EDITORIAL: What on earth is the Xi administration afraid of?
June 4 will mark the 25th anniversary of China’s bloody crackdown on pro-democracy protesters, mainly students, at Beijing's Tiananmen Square.
Lawyers and scholars who gathered for a small meeting to commemorate the event have recently been detained one after another.
In an unacceptable move, the administration headed by President Xi Jinping is stepping up its efforts to suppress freedom of speech and public gatherings. We strongly urge the Chinese government to release all the detainees immediately.
Even today, people in China are not allowed to speak about the 1989 incident in public. The Chinese government, which does everything to maintain the Communist Party’s monopoly on power, still rejects the people’s thirst for democracy, just as it did a quarter of a century ago.
The military opened fire on the Tiananmen protesters as it tried to quash the demonstration, killing many of them. Beijing is trying to place a gag on free speech to cover up this inconvenient historical fact.
Chinese intellectuals and the families of the victims have been calling on the government to reveal the truth about the incident and reassess it.
A dozen or so people gathered for a private meeting held in Beijing on May 3.
Among them, five central figures, including Pu Zhiqiang, a prominent civil rights lawyer, and Xu Youyu, a liberal intellectual, have apparently been detained. Contact with them has been lost since May 4.
The fact that Pu and the others were rounded up immediately after the gathering indicates that security authorities had been constantly watching their movements.

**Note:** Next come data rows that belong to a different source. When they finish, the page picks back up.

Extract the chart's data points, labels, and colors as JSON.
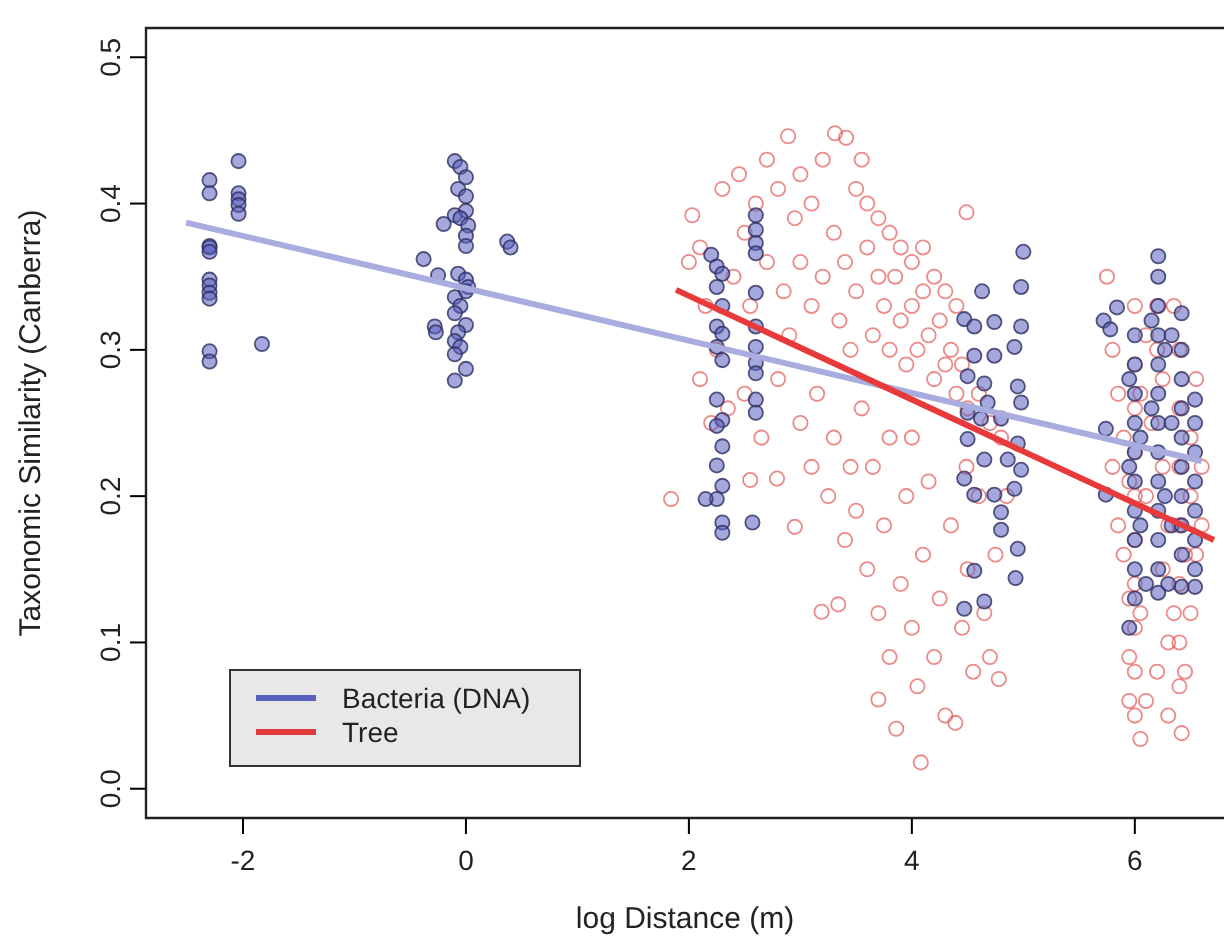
{
  "chart_data": {
    "type": "scatter",
    "xlabel": "log Distance (m)",
    "ylabel": "Taxonomic Similarity (Canberra)",
    "xlim": [
      -2.87,
      6.8
    ],
    "xticks": [
      -2,
      0,
      2,
      4,
      6
    ],
    "ylim": [
      -0.02,
      0.52
    ],
    "yticks": [
      {
        "value": 0,
        "label": "0.0"
      },
      0.1,
      0.2,
      0.3,
      0.4,
      0.5
    ],
    "legend": "bottom left",
    "grid": false,
    "series": [
      {
        "name": "Tree",
        "marker": "circle",
        "color": "#e03c3c",
        "x": [
          1.84,
          2.03,
          2.1,
          2.0,
          2.15,
          2.25,
          2.3,
          2.45,
          2.5,
          2.6,
          2.7,
          2.8,
          2.89,
          2.95,
          3.0,
          3.1,
          3.2,
          3.31,
          3.41,
          3.55,
          3.5,
          3.6,
          3.7,
          3.8,
          3.9,
          4.0,
          4.1,
          4.2,
          4.3,
          4.49,
          4.4,
          2.4,
          2.55,
          2.7,
          2.85,
          2.9,
          3.0,
          3.1,
          3.2,
          3.3,
          3.35,
          3.4,
          3.45,
          3.5,
          3.6,
          3.65,
          3.7,
          3.75,
          3.8,
          3.85,
          3.9,
          3.95,
          4.0,
          4.05,
          4.1,
          4.15,
          4.2,
          4.25,
          4.3,
          4.35,
          4.4,
          4.45,
          4.5,
          4.6,
          4.7,
          4.8,
          2.2,
          2.35,
          2.5,
          2.55,
          2.65,
          2.79,
          2.8,
          2.95,
          3.0,
          3.1,
          3.15,
          3.19,
          3.25,
          3.3,
          3.34,
          3.4,
          3.45,
          3.5,
          3.55,
          3.6,
          3.65,
          3.7,
          3.7,
          3.75,
          3.8,
          3.8,
          3.86,
          3.9,
          3.95,
          4.0,
          4.0,
          4.05,
          4.08,
          4.1,
          4.15,
          4.2,
          4.25,
          4.3,
          4.35,
          4.39,
          4.45,
          4.5,
          4.55,
          4.6,
          4.65,
          4.7,
          4.78,
          4.75,
          4.85,
          4.49,
          2.1,
          5.75,
          5.8,
          5.85,
          5.9,
          5.95,
          5.8,
          5.85,
          5.9,
          5.95,
          6.0,
          6.0,
          6.0,
          6.0,
          6.0,
          6.0,
          6.0,
          6.0,
          6.0,
          6.0,
          6.05,
          6.05,
          6.05,
          6.1,
          6.1,
          5.95,
          5.95,
          6.1,
          6.15,
          6.2,
          6.2,
          6.25,
          6.25,
          6.3,
          6.3,
          6.35,
          6.35,
          6.4,
          6.4,
          6.4,
          6.4,
          6.4,
          6.4,
          6.4,
          6.42,
          6.45,
          6.45,
          6.5,
          6.5,
          6.5,
          6.55,
          6.55,
          6.6,
          6.6,
          6.3,
          6.2,
          6.25
        ],
        "values": [
          0.198,
          0.392,
          0.37,
          0.36,
          0.33,
          0.3,
          0.41,
          0.42,
          0.38,
          0.4,
          0.43,
          0.41,
          0.446,
          0.39,
          0.42,
          0.4,
          0.43,
          0.448,
          0.445,
          0.43,
          0.41,
          0.4,
          0.39,
          0.38,
          0.37,
          0.36,
          0.37,
          0.35,
          0.34,
          0.394,
          0.33,
          0.35,
          0.33,
          0.36,
          0.34,
          0.31,
          0.36,
          0.33,
          0.35,
          0.38,
          0.32,
          0.36,
          0.3,
          0.34,
          0.37,
          0.31,
          0.35,
          0.33,
          0.3,
          0.35,
          0.32,
          0.29,
          0.33,
          0.3,
          0.34,
          0.31,
          0.28,
          0.32,
          0.29,
          0.3,
          0.27,
          0.29,
          0.26,
          0.27,
          0.25,
          0.24,
          0.25,
          0.26,
          0.27,
          0.211,
          0.24,
          0.212,
          0.28,
          0.179,
          0.25,
          0.22,
          0.27,
          0.121,
          0.2,
          0.24,
          0.126,
          0.17,
          0.22,
          0.19,
          0.26,
          0.15,
          0.22,
          0.061,
          0.12,
          0.18,
          0.24,
          0.09,
          0.041,
          0.14,
          0.2,
          0.11,
          0.24,
          0.07,
          0.018,
          0.16,
          0.21,
          0.09,
          0.13,
          0.05,
          0.18,
          0.045,
          0.11,
          0.15,
          0.08,
          0.2,
          0.12,
          0.09,
          0.075,
          0.16,
          0.2,
          0.22,
          0.28,
          0.35,
          0.3,
          0.27,
          0.24,
          0.21,
          0.22,
          0.18,
          0.16,
          0.13,
          0.33,
          0.29,
          0.26,
          0.23,
          0.2,
          0.17,
          0.14,
          0.11,
          0.08,
          0.05,
          0.034,
          0.12,
          0.27,
          0.06,
          0.2,
          0.09,
          0.06,
          0.31,
          0.25,
          0.33,
          0.3,
          0.22,
          0.15,
          0.1,
          0.18,
          0.33,
          0.12,
          0.3,
          0.26,
          0.22,
          0.18,
          0.14,
          0.1,
          0.07,
          0.038,
          0.16,
          0.08,
          0.24,
          0.2,
          0.12,
          0.28,
          0.16,
          0.22,
          0.18,
          0.05,
          0.08,
          0.28
        ]
      },
      {
        "name": "Bacteria (DNA)",
        "marker": "circle",
        "color": "#5a60c0",
        "x": [
          -2.3,
          -2.3,
          -2.3,
          -2.3,
          -2.3,
          -2.3,
          -2.3,
          -2.3,
          -2.3,
          -2.3,
          -2.3,
          -2.04,
          -2.04,
          -2.04,
          -2.04,
          -2.04,
          -1.83,
          -0.1,
          -0.05,
          0,
          -0.07,
          0,
          0,
          -0.1,
          -0.05,
          0.02,
          0,
          0,
          -0.2,
          -0.38,
          -0.25,
          -0.07,
          0,
          0.02,
          0,
          -0.1,
          -0.05,
          -0.1,
          0,
          -0.28,
          -0.27,
          -0.07,
          -0.1,
          -0.05,
          -0.1,
          0,
          -0.1,
          0.37,
          0.4,
          2.2,
          2.25,
          2.3,
          2.25,
          2.3,
          2.25,
          2.3,
          2.25,
          2.3,
          2.25,
          2.3,
          2.25,
          2.3,
          2.25,
          2.3,
          2.25,
          2.3,
          2.3,
          2.15,
          2.6,
          2.6,
          2.6,
          2.6,
          2.6,
          2.6,
          2.6,
          2.6,
          2.6,
          2.6,
          2.6,
          2.57,
          4.63,
          4.47,
          4.56,
          4.74,
          5.0,
          4.98,
          4.98,
          4.92,
          4.95,
          4.98,
          4.56,
          4.74,
          4.5,
          4.65,
          4.68,
          4.5,
          4.62,
          4.8,
          4.5,
          4.65,
          4.86,
          4.95,
          4.47,
          4.56,
          4.74,
          4.92,
          4.98,
          4.8,
          4.8,
          4.95,
          4.56,
          4.65,
          4.47,
          4.93,
          5.72,
          5.78,
          5.84,
          5.74,
          5.74,
          6.0,
          6.0,
          6.0,
          6.0,
          6.0,
          6.0,
          6.0,
          6.0,
          6.0,
          6.0,
          5.95,
          5.95,
          6.05,
          6.05,
          5.95,
          6.21,
          6.21,
          6.21,
          6.21,
          6.21,
          6.21,
          6.21,
          6.21,
          6.21,
          6.21,
          6.21,
          6.21,
          6.21,
          6.15,
          6.15,
          6.27,
          6.27,
          6.33,
          6.33,
          6.33,
          6.42,
          6.42,
          6.42,
          6.42,
          6.42,
          6.42,
          6.42,
          6.42,
          6.42,
          6.42,
          6.54,
          6.54,
          6.54,
          6.54,
          6.54,
          6.54,
          6.54,
          6.54,
          6.3,
          6.1
        ],
        "values": [
          0.416,
          0.407,
          0.371,
          0.37,
          0.367,
          0.348,
          0.344,
          0.339,
          0.335,
          0.299,
          0.292,
          0.429,
          0.407,
          0.403,
          0.399,
          0.393,
          0.304,
          0.429,
          0.425,
          0.418,
          0.41,
          0.405,
          0.395,
          0.392,
          0.39,
          0.385,
          0.378,
          0.371,
          0.386,
          0.362,
          0.351,
          0.352,
          0.348,
          0.343,
          0.34,
          0.336,
          0.33,
          0.325,
          0.317,
          0.316,
          0.312,
          0.312,
          0.306,
          0.302,
          0.297,
          0.287,
          0.279,
          0.374,
          0.37,
          0.365,
          0.357,
          0.352,
          0.343,
          0.33,
          0.316,
          0.311,
          0.302,
          0.293,
          0.266,
          0.252,
          0.248,
          0.234,
          0.221,
          0.207,
          0.198,
          0.182,
          0.175,
          0.198,
          0.392,
          0.382,
          0.373,
          0.366,
          0.339,
          0.316,
          0.302,
          0.291,
          0.284,
          0.266,
          0.257,
          0.182,
          0.34,
          0.321,
          0.316,
          0.319,
          0.367,
          0.343,
          0.316,
          0.302,
          0.275,
          0.264,
          0.296,
          0.296,
          0.282,
          0.277,
          0.264,
          0.257,
          0.253,
          0.253,
          0.239,
          0.225,
          0.225,
          0.236,
          0.212,
          0.201,
          0.201,
          0.205,
          0.218,
          0.189,
          0.177,
          0.164,
          0.149,
          0.128,
          0.123,
          0.144,
          0.32,
          0.314,
          0.329,
          0.246,
          0.201,
          0.31,
          0.29,
          0.27,
          0.25,
          0.23,
          0.21,
          0.19,
          0.17,
          0.15,
          0.13,
          0.28,
          0.22,
          0.24,
          0.18,
          0.11,
          0.364,
          0.35,
          0.33,
          0.31,
          0.29,
          0.27,
          0.25,
          0.23,
          0.21,
          0.19,
          0.17,
          0.15,
          0.134,
          0.32,
          0.26,
          0.3,
          0.2,
          0.31,
          0.25,
          0.18,
          0.325,
          0.3,
          0.28,
          0.26,
          0.24,
          0.22,
          0.2,
          0.18,
          0.16,
          0.138,
          0.266,
          0.25,
          0.23,
          0.21,
          0.19,
          0.17,
          0.15,
          0.138,
          0.14,
          0.14
        ]
      },
      {
        "type": "line",
        "color": "#a9acde",
        "x": [
          -2.51,
          6.6
        ],
        "values": [
          0.387,
          0.224
        ]
      },
      {
        "type": "line",
        "color": "#e83a3a",
        "x": [
          1.885,
          6.71
        ],
        "values": [
          0.341,
          0.17
        ]
      }
    ]
  }
}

They have been apparently charged with “creating a disturbance.” But it is hard to understand how such a small private gathering can be regarded as a “disturbance.”
For many years, Pu has been working hard to improve the human rights situation in China. Pu’s biggest achievement so far is his successful campaign for the abolition of the so-called re-education through labor system, which was announced by the Xi administration late last year.

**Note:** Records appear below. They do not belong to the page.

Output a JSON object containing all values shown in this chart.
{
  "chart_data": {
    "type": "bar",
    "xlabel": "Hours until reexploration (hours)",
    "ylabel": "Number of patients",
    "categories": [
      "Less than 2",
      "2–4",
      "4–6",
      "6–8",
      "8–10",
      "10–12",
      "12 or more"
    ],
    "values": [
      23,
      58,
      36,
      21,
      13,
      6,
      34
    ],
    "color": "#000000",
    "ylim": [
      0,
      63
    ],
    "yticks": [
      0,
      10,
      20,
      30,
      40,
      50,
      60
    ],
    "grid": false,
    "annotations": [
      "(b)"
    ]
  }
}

The controversial system, commonly known as "laojiao," was used to detain people for political education through labor for long periods without an open trial.
The program, which dates back to the era of Mao Tse-tung, had also been used to suppress free speech. Pu has long been calling for its abolition. This background has made his detention all the more shocking.
In addition, prominent journalist Gao Yu, a former reporter for Xinhua news agency who was once involved in the Tiananmen movement, has gone missing. Some other domestic and foreign journalists have also been detained.
Human rights groups and research institutes around the world have issued statements voicing concern about these moves.
A spokesperson for China’s Foreign Ministry has rejected the international criticism, saying that since China is a nation under the rule of law, any violation of Chinese law is punished according to the law.
But does a country that detains people who only gathered for discussions deserve to be called a nation ruled by law?
Beijing’s abuse of the legal system to silence dissent has only been getting worse. In April, a Chinese appellate court upheld the four-year prison sentence for prominent legal scholar and rights advocate Xu Zhiyong. He was convicted of “gathering a crowd to disturb public order.” Xu has been leading a grass-roots New Citizens’ Movement, which calls for the protection of people’s rights based on the Constitution.
What on earth is the Xi administration afraid of? Its adamant determination not to allow any political organizations or dissenting voices that challenge the Communist Party’s grip on power can only be considered a sign of its lack of self-confidence.